— Не извольте беспокоиться, Государь! Умерла она, почитай — года два, как уже…
Я выразил своё самое искреннее соболезнование и, мы в полной тишине допили чай.
— Разрешите Вас покинуть, Ваше…
— Разрешаю покинуть меня, но только после завтрака, — посмотрел на часы, — это будет очень скоро, не волнуйтесь!
Внезапно — как обычно, озарило:
— А Вы хорошо юриспруденцию знаете, господин коллежский секретарь?
— Достаточно хорошо, — слегка поклонился тот.
— Тогда, я принимаю Вас на работу в мою Свиту в качестве моего юридического консультанта… Пока, дальше — посмотрим. В ближайшее время, мне предстоит издать целый ряд законов и потребуется помощь опытного юриста.

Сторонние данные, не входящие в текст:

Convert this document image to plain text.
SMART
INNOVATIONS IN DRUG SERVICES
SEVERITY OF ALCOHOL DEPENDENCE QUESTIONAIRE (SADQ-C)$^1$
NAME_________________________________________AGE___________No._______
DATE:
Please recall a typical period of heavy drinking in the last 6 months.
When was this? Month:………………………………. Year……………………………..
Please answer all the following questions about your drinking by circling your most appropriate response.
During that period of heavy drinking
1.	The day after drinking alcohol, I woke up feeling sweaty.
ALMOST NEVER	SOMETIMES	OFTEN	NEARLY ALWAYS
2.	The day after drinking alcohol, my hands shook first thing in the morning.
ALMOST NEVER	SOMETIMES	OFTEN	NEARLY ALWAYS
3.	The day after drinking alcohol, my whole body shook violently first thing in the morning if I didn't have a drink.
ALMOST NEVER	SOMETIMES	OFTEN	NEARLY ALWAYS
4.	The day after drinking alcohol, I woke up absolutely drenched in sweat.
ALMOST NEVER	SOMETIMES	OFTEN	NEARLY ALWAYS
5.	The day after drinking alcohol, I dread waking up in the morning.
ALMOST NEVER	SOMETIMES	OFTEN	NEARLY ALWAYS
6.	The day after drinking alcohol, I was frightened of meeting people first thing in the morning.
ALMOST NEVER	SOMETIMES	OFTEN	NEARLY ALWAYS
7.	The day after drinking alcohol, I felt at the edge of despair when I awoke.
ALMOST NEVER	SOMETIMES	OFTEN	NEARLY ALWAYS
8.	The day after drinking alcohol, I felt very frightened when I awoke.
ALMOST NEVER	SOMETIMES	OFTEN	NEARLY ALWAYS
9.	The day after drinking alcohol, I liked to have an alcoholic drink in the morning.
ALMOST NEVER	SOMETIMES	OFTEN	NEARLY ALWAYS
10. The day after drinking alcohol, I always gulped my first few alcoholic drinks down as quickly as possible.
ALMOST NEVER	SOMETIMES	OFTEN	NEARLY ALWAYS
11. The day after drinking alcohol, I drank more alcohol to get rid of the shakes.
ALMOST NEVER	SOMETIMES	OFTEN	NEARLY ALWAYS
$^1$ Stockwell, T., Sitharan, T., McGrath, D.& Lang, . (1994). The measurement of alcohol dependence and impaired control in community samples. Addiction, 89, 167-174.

Любые реформы, любые политические подвижки в любой стране, начинаются с бумаготворчества — с издания соответствующих законов. Это, любой попаданец должен калённым железом у себя на лбу выжечь! А написать и затем издать «работоспособный» закон, невозможно без знающего специалиста — это, как дважды два.
— Ваше Имп…, — прижал руки к груди тот, видимо никак не ожидая такого результата своего «собеседования» с Императором.
Тон мой, становится ледяным:
— Отказ не принимается, господин коллежский секретарь! Время сейчас военное — считайте себя мобилизованным в действующую армию. Теперь, идите в Имперскую Канцелярию, пишите заявление… До сегодняшнего вечера устаиваете все свои дела — связанные с увольнение с предыдущей службы и, завтра с утра — как штык здесь! У нас с Вами очень много работы…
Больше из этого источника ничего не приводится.